Bret Wood
Avec Psychopathia Sexualis, Bret Wood place d'emblée son cinéma dans une zone où l'érudition n'adoucit rien. Au contraire, elle empoisonne l'air. Ce film, faux costume et vraie convulsion, annonce ce que son travail a de plus singulier dans le paysage horreur américain: une fascination pour les archives malades, les savoirs dévoyés, les survivances d'une modernité qui s'est bâtie sur le contrôle des corps. Bret Wood n'est pas un cinéaste de la simple provocation. Il se comporte plutôt comme un collectionneur de symptômes, quelqu'un qui sait que les marges médicales, sexuelles et morales disent souvent la vérité d'une civilisation mieux que ses récits officiels.
Cette position explique la texture très particulière de ses films. Même lorsqu'il travaille avec des formes modestes, parfois proches du cinéma d'exploitation reconfiguré, il ne filme jamais comme si le scandale suffisait. Ce qui l'intéresse est le décor mental qui rend le scandale possible. Chez lui, le XIXe siècle, l'imagerie victorienne, les pulsions cliniques et les vieux appareils discursifs ne sont pas des ornements. Ce sont des machines dramatiques. Elles organisent le regard, distribuent la honte, décident qui sera nommé monstre et qui aura le privilège de se dire raisonnable. Dans une partie du cinéma united-states contemporain, cette intelligence historique fait toute la différence.

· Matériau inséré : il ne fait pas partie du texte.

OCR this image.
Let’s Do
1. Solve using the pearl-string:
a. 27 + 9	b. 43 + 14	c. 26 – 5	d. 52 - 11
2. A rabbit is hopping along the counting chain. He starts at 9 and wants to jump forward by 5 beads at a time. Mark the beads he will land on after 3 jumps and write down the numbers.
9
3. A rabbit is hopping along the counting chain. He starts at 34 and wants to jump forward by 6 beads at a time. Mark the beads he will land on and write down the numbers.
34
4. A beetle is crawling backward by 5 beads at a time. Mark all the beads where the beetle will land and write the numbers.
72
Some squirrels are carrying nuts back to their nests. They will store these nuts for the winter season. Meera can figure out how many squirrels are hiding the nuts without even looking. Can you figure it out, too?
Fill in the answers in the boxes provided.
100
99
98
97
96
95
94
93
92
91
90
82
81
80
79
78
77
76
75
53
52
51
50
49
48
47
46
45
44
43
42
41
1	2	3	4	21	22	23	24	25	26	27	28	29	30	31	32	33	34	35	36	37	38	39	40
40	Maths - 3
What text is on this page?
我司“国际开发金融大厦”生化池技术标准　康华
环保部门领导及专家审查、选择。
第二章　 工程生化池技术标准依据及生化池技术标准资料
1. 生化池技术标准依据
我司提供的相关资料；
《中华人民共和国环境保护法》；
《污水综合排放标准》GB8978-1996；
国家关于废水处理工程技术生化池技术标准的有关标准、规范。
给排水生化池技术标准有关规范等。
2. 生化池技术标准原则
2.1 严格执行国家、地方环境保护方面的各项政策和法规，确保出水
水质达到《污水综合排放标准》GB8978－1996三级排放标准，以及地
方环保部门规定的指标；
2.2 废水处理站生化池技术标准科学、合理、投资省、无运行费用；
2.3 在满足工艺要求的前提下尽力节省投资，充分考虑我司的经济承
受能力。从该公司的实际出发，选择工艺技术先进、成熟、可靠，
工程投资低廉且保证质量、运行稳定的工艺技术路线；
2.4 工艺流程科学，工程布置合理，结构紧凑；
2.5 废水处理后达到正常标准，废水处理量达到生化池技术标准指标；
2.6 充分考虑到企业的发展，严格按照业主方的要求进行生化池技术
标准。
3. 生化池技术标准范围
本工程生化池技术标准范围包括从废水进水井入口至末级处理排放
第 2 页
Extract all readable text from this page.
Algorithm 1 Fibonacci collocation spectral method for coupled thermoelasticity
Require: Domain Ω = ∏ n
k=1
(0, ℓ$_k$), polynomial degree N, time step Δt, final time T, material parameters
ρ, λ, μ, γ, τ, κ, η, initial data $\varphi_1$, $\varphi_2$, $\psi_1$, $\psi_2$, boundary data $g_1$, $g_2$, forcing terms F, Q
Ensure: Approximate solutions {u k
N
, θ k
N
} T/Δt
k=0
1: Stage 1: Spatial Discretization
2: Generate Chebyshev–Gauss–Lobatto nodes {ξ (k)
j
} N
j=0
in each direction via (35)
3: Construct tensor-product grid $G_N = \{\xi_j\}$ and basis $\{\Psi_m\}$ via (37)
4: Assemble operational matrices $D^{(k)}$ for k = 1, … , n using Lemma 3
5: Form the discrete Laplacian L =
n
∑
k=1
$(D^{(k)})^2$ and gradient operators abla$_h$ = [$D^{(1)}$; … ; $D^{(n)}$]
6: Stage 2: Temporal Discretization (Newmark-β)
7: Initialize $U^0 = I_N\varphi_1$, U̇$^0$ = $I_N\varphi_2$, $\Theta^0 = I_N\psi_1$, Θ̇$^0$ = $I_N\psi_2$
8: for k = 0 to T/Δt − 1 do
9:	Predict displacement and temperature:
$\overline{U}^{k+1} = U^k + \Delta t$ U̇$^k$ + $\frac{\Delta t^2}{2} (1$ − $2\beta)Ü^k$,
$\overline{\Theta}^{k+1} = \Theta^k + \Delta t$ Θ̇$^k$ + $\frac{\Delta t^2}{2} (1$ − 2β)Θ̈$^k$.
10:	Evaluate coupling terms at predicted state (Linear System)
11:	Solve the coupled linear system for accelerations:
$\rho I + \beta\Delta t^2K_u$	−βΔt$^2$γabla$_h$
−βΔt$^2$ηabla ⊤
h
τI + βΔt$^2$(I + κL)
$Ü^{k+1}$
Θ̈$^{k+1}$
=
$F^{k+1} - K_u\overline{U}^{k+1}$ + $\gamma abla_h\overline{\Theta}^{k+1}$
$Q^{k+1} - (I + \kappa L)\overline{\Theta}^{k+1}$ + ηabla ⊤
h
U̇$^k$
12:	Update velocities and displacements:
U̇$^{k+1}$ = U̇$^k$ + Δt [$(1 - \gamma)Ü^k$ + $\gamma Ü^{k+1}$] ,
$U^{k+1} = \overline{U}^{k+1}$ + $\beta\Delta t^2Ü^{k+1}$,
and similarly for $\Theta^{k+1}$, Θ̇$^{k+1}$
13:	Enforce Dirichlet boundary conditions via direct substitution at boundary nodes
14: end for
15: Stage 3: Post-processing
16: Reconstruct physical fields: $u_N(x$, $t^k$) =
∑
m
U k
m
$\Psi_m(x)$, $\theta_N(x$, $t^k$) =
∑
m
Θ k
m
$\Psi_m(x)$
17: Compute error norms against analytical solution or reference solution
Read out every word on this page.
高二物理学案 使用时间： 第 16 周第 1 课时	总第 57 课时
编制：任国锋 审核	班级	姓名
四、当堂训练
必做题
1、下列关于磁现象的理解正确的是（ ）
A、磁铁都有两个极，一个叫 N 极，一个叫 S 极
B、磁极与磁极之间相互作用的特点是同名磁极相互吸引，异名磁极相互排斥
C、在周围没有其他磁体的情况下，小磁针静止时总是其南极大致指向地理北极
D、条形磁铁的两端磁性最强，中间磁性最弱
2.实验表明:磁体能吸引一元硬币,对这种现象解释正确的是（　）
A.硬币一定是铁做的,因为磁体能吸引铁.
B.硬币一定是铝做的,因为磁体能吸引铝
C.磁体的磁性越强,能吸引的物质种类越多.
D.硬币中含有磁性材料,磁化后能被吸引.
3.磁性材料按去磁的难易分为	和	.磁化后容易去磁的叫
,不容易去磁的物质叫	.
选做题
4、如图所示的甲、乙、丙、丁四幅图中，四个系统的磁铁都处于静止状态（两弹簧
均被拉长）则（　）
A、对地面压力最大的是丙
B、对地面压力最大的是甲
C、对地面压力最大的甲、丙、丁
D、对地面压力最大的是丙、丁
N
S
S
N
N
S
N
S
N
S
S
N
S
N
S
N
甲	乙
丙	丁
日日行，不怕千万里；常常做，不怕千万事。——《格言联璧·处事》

On pourrait croire qu'un tel programme produit un cinéma froid. C'est l'inverse. Bret Wood travaille la distance pour mieux faire remonter la fièvre. Le raffinement de la référence, le goût du document et la précision des cadres servent une matière viscérale. Ses films semblent parfois observer un monde sous vitrine, puis la vitrine se fissure. Ce moment de rupture, il l'obtient sans hystérie décorative. Il préfère l'inconfort durable à l'effet de manche. Il sait qu'une image devient vraiment inquiétante quand elle paraît encore tenue par une logique civilisée, alors même que tout y parle déjà d'obsession, de cruauté ou de dissociation.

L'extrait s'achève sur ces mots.